Adblocking: Bald kein Durchkommen für Mobile Ads?

Jens von Rauchhaupt, 28. November 2017
Iqbal , Adobe Stock

Das Start-up-Unternehmen Contentpass will herausgefunden haben, dass sich in Deutschland und der Schweiz die Mobile-Adblock-Rate im November verdreifacht hat. Einige Fachmedien nahmen das Thema dankbar auf und verbreiteten diese Meldung umgehend. Tatsächlich stimmt diese Behauptung nur sehr eingeschränkt. Sorgen sollte sich die Werbewirtschaft trotzdem machen.

„Mobiles Ad Blocking verdreifacht sich in Deutschland und der Schweiz allein im November“, so die exakte Überschrift der Pressmitteilung von Contentpass, ein junges Unternehmen, das mit seinem Privacy Pass eine Alternative für Publisher zur daten- und werbefinanzierten Vergütung bieten will. Die Idee hinter Contentpass: Der Nutzer soll selbst wählen, ob er für Inhalte zahlen oder über Werbung konsumieren möchte. Im Licht der anstehenden DSVGO und der ePrivacy-Richtlinie soll der Privacy Pass den Publishern also auch nach dem 25. Mai, wenn die DSVGO rechtsverbindlich Gültigkeit hat, alternative Monetarisierungsmöglichkeiten geben.

Um der Notwendigkeit der Contentpass-Lösung Nachdruck zu verleihen, haben die Berliner anhand einer eigenen Analyse eine deutliche Steigerung der mobilen Adblock-Rate ausgemacht. Innerhalb nur eines Monats habe sich die Adblocker Rate auf mobilen Geräten mit Android-Betriebssystem mehr als verdreifacht.

Dirk Freytag

Hatten wir im Oktober noch durchschnittlich 1,8% Ad Blocking auf Android-Geräten, sehen wir Ende November bereits 6,3%.

(Contentpass-Gründer Dirk Freytag.)

Ursächlich für die gestiegene Adblock-Rate sei laut Contentpass die Veröffentlichung des neuen Android-Browsers „Samsung Internet“ in der Version 6.2., der einen sogenannten “Tracking Blocker” implementiert hat und „nebenbei auch sehr viele Adserver blockiert“, wie es in der eigenen Pressemitteilung heißt. Beim neuen Internetbrowser von Samsung arbeiten die Koreaner mit der Firma Disconnect zusammen. Hier kann der Nutzer sehr granular das Tracking seines Surfverhaltens einstellen und spielerisch leicht Adblocker – dort heißen sie Inhaltssperren – aller Art aktivieren, die allerdings erst installiert werden müssen. Anders als vielerorts zu lesen, ist die Antitracking-Funktion des Browsers nicht von vornherein aktiviert, aber es wird beim Erststart sehr prominent darauf aufmerksam gemacht.

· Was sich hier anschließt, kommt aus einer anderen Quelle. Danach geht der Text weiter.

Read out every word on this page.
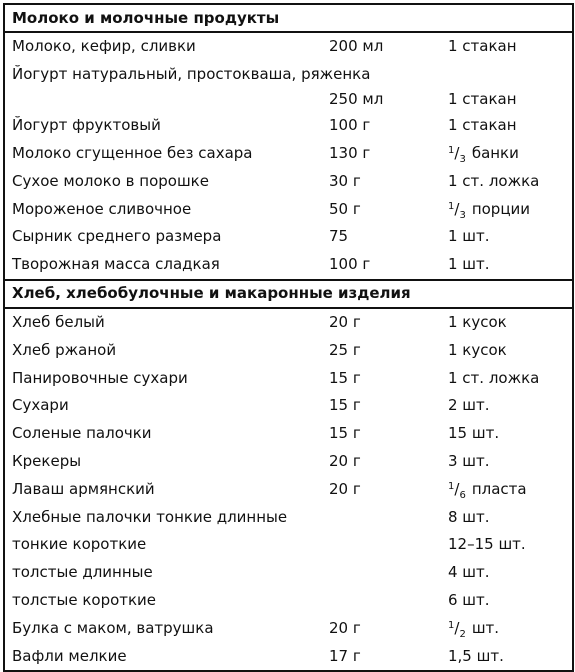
Молоко и молочные продукты		
Молоко, кефир, сливки	200 мл	1 стакан
Йогурт натуральный, простокваша, ряженка	250 мл	1 стакан
Йогурт фруктовый	100 г	1 стакан
Молоко сгущенное без сахара	130 г	$^1/_3$ банки
Сухое молоко в порошке	30 г	1 ст. ложка
Мороженое сливочное	50 г	$^1/_3$ порции
Сырник среднего размера	75	1 шт.
Творожная масса сладкая	100 г	1 шт.
Хлеб, хлебобулочные и макаронные изделия		
Хлеб белый	20 г	1 кусок
Хлеб ржаной	25 г	1 кусок
Панировочные сухари	15 г	1 ст. ложка
Сухари	15 г	2 шт.
Соленые палочки	15 г	15 шт.
Крекеры	20 г	3 шт.
Лаваш армянский	20 г	$^1/_6$ пласта
Хлебные палочки тонкие длинные		8 шт.
тонкие короткие		12–15 шт.
толстые длинные		4 шт.
толстые короткие		6 шт.
Булка с маком, ватрушка	20 г	$^1/_2$ шт.
Вафли мелкие	17 г	1,5 шт.
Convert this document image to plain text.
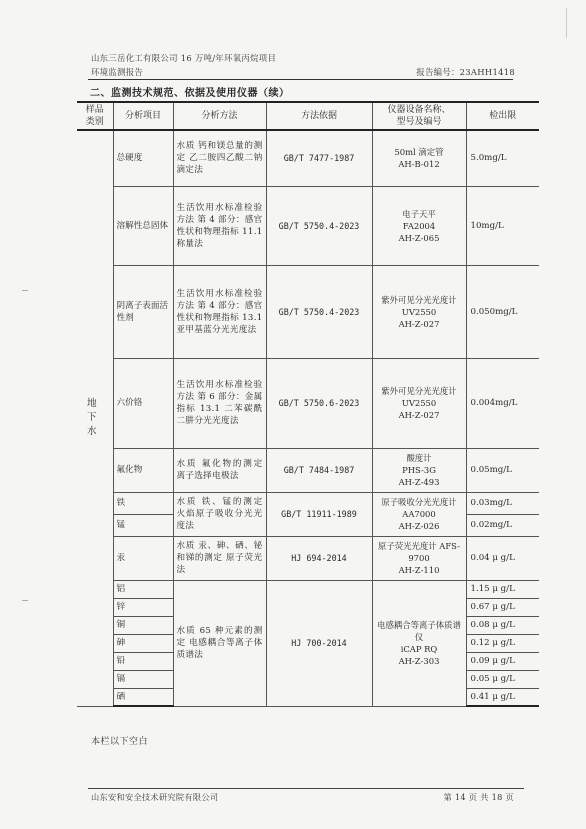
山东三岳化工有限公司 16 万吨/年环氧丙烷项目
环境监测报告	报告编号：23AHH1418
二、监测技术规范、依据及使用仪器（续）
样品
类别	分析项目	分析方法	方法依据	仪器设备名称、
型号及编号	检出限
地 下
水	总硬度	水质 钙和镁总量的测定 乙二胺四乙酸二钠滴定法	GB/T 7477-1987	50ml 滴定管
AH-B-012	5.0mg/L
	溶解性总固体	生活饮用水标准检验方法 第 4 部分：感官性状和物理指标 11.1 称量法	GB/T 5750.4-2023	电子天平
FA2004
AH-Z-065	10mg/L
	阴离子表面活性剂	生活饮用水标准检验方法 第 4 部分：感官性状和物理指标 13.1 亚甲基蓝分光光度法	GB/T 5750.4-2023	紫外可见分光光度计 UV2550
AH-Z-027	0.050mg/L
	六价铬	生活饮用水标准检验方法 第 6 部分：金属指标 13.1 二苯碳酰二肼分光光度法	GB/T 5750.6-2023	紫外可见分光光度计 UV2550
AH-Z-027	0.004mg/L
	氟化物	水质 氟化物的测定 离子选择电极法	GB/T 7484-1987	酸度计
PHS-3G
AH-Z-493	0.05mg/L
	铁	水质 铁、锰的测定 火焰原子吸收分光光度法	GB/T 11911-1989	原子吸收分光光度计 AA7000
AH-Z-026	0.03mg/L
	锰				0.02mg/L
	汞	水质 汞、砷、硒、铋和锑的测定 原子荧光法	HJ 694-2014	原子荧光光度计 AFS-9700
AH-Z-110	0.04 μ g/L
	铝	水质 65 种元素的测定 电感耦合等离子体质谱法	HJ 700-2014	电感耦合等离子体质谱仪
iCAP RQ
AH-Z-303	1.15 μ g/L
	锌				0.67 μ g/L
	铜				0.08 μ g/L
	砷				0.12 μ g/L
	铅				0.09 μ g/L
	镉				0.05 μ g/L
	硒				0.41 μ g/L
本栏以下空白
山东安和安全技术研究院有限公司	第 14 页 共 18 页
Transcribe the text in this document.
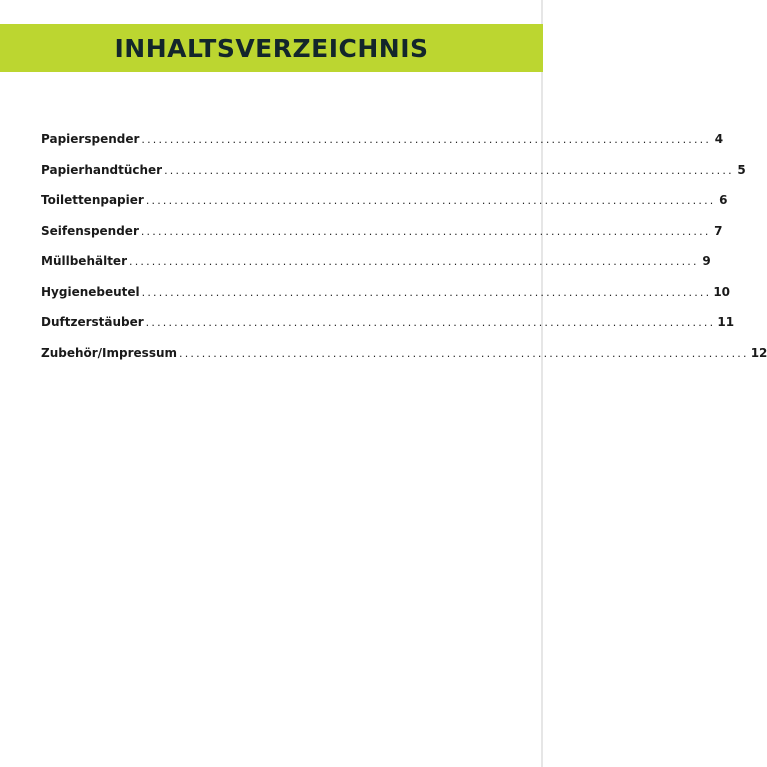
INHALTSVERZEICHNIS
Papierspender .................................................................................................... 4
Papierhandtücher .................................................................................................... 5
Toilettenpapier .................................................................................................... 6
Seifenspender .................................................................................................... 7
Müllbehälter .................................................................................................... 9
Hygienebeutel .................................................................................................... 10
Duftzerstäuber .................................................................................................... 11
Zubehör/Impressum .................................................................................................... 12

Bei der Version 6.2 handelt es sich um eine Weiterentwicklung des Samsung Mobile Browsers, der erst Ende Oktober 2017 den Betastatus verlassen hat und ab Werk – wie Google Chrome auch – auf allen Samsung-Geräten installiert ist. Es handelt sich also um einen Alternativbrowser, der längst nicht so verbreitetet ist wie der Platzhirsch Google Chrome. Laut Analyse von Statcounter liegt aber seine Nutzung bei derzeit etwa 15% in Deutschland, eine überraschend hohe Zahl, wobei weder davon auszugehen ist, dass die gesamten 15% die neue Version 6.2 im Einsatz haben, noch, dass dieser Browser fortwährend die erste Wahl der User ist. Allerdings lässt sich der neue Samsung-Browser auf jedem Android Device betreiben, da er technisch auf Chromium basiert.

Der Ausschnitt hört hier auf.